Sabır, haksızlık karşısında susmak ve ona boyun eğmek demek değildir. Tam tersine bu konuda kişi hakkını sonuna kadar savunmalıdır. Kesinlikle aşağılanmaya  razı olmak yanlıştır.
 Sabır, bütün olumsuzluklara karşı durabilmektir. Sabırsız insan her zaman zarar görür, korkak olur, kendi sonunu kendisi hazırlar
Sabırlı kimse, olaylar ne denli büyük olursa olsun asla dengesini bozmaz. Hal böyle olunca sabırla birçok zorluklar kolayca aşılabilir. Özellikle “Sabrın sonu selamettir”, “Sabreden derviş muradına ermiş”, “Sabırla koruk helva olur” sözleri hayata geçirildiğinde toplumda huzur, birlik, beraberlik, kardeşlik duyguları ön plana çıkar.
Bakınız! Namaz, oruç, hac, zekât gibi ilahi emirlerin her biri nefse zor gelen yaşam biçimleridir ve de sabır gerektirmektedir.
Sabırda güçlü bir irade vardır. Azim ve gayret vardır. Ebetteki tabii afetler denilince sel, deprem, heyelan vb. olaylarda ölenler, yaralanıp sakat kalanlar, evlerini, iş yerlerini kaybedenler, acı içerisinde kafasını taştan taşa vuranlar, kendilerine dünyayı zindan ederler. Fakat inancı ve iradesi güçlü olanlar bunların dışındadır. Hz. Ömer “Eğer sabredersen Hakkın dahi kader hükmü gelir geçer ve sen sevap kazanırsın. Sabretmezsen yine Hakkın tecellisi yerini bulur ve sen azap çekmekle kalırsın” demiştir.
Kur’an’ı Kerimde Yüce Mevla; “Behemehâl size biraz korku, biraz açlık, biraz mal, can ve mahsul eksikliğiyle sınarız. Sabredenleri müjdele her kim ki sabreder suç bağışlarsa bu istenilen en iyi davranış tarzıdır” buyurur. Öyleyse “İyiliğe iyilik her kişinin yapacağı iştir. Ama kötülüğe iyiliği er kişiler yapar” sözü çarpıcı bir örnektir.
Bir birbiriyle didişen, boğuşan, geçimsiz olan insanlar, huzursuz, mutsuz olurlar.

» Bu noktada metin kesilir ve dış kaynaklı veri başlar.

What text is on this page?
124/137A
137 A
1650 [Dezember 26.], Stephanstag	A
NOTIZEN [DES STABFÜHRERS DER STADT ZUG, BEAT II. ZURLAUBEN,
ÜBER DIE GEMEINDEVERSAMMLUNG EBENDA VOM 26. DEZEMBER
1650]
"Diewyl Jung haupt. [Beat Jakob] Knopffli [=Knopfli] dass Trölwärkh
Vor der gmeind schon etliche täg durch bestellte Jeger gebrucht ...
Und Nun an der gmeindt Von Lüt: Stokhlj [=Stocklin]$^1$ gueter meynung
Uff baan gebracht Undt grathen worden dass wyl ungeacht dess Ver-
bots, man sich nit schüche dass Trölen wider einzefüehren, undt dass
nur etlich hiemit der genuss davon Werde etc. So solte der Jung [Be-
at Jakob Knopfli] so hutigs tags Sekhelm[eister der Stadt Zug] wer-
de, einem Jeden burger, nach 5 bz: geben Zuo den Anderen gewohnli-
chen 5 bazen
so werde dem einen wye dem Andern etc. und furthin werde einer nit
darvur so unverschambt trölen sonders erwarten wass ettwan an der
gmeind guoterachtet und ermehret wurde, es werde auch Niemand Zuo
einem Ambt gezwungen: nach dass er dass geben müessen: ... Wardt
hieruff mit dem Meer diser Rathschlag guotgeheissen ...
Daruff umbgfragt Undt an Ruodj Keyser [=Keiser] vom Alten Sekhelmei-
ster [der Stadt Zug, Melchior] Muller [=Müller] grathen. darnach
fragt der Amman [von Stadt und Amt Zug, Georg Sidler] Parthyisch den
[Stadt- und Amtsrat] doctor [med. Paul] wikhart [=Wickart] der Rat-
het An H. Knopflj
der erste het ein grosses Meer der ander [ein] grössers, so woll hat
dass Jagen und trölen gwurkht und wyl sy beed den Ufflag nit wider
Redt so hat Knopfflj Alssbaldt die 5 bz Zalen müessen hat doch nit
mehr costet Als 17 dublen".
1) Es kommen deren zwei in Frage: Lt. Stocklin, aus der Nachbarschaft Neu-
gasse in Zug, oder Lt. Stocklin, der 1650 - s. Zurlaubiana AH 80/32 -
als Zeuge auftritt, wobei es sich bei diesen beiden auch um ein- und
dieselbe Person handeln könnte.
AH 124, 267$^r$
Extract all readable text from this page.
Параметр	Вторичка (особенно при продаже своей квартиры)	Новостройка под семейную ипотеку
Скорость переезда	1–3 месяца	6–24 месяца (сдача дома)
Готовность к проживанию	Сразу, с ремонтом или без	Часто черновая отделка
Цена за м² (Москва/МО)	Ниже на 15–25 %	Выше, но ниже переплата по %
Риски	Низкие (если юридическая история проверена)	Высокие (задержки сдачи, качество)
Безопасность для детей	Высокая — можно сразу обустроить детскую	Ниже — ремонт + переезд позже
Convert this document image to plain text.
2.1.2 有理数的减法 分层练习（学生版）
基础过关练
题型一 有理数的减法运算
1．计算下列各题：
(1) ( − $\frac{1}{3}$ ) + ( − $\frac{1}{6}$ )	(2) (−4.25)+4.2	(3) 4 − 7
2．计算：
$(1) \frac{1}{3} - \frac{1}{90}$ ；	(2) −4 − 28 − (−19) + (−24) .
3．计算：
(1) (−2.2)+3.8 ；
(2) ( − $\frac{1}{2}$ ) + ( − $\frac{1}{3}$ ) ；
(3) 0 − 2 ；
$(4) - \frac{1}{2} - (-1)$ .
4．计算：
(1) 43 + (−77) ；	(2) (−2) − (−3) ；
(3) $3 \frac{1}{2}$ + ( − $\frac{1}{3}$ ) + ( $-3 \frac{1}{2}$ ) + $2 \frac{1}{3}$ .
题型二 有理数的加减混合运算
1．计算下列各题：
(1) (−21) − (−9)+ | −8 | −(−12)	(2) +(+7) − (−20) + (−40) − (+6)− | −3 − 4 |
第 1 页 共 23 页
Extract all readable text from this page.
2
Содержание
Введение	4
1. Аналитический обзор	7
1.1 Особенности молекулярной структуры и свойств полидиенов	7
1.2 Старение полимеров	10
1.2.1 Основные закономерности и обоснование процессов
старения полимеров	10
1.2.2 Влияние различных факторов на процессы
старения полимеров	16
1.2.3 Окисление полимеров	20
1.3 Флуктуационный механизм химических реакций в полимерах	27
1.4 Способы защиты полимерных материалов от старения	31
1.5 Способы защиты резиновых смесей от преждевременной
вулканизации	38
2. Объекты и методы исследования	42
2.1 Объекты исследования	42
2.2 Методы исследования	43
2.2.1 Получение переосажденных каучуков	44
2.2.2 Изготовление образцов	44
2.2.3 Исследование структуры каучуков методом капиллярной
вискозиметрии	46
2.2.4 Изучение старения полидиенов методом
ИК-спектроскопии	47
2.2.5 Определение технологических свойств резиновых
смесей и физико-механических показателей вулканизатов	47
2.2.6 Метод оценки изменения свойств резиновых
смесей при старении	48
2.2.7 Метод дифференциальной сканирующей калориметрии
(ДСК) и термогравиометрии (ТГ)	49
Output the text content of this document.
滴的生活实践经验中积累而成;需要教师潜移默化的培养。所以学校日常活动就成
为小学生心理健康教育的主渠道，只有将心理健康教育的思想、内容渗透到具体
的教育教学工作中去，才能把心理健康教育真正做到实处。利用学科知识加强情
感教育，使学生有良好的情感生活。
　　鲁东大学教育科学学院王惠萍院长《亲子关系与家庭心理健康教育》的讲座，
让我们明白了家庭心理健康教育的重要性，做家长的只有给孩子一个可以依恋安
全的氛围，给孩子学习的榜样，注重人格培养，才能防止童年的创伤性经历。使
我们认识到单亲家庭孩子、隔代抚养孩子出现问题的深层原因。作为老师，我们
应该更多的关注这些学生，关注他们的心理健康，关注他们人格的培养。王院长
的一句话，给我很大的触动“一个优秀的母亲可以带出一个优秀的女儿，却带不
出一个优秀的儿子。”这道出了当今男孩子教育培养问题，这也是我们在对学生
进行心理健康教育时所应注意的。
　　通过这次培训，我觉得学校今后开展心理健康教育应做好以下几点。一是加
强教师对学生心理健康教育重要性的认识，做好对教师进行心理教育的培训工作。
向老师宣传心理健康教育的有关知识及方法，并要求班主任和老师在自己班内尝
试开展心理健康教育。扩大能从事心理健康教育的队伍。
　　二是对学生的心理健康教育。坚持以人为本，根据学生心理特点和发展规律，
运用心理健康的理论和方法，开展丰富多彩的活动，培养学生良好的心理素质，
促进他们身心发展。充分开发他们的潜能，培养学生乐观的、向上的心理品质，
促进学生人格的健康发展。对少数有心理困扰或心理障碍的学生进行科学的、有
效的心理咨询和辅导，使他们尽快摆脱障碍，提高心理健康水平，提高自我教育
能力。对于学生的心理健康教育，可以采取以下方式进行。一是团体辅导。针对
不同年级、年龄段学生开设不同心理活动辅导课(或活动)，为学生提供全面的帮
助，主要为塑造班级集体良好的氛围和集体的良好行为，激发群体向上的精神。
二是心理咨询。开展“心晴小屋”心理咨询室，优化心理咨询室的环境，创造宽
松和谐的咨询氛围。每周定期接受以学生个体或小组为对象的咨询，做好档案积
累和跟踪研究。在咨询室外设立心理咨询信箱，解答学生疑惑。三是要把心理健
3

Eğer kişi öfkesini yenebiliyorsa, bağışlayıp, kötülüğe iyilik yapabiliyorsa bu ne güzel bir huydur.
Dikkat edin vücutta başın önemi ve değeri neyse, sabrın da sosyal yaşamda değeri odur. İnsan hayatındaki sabrın önemi de burada yatmaktadır.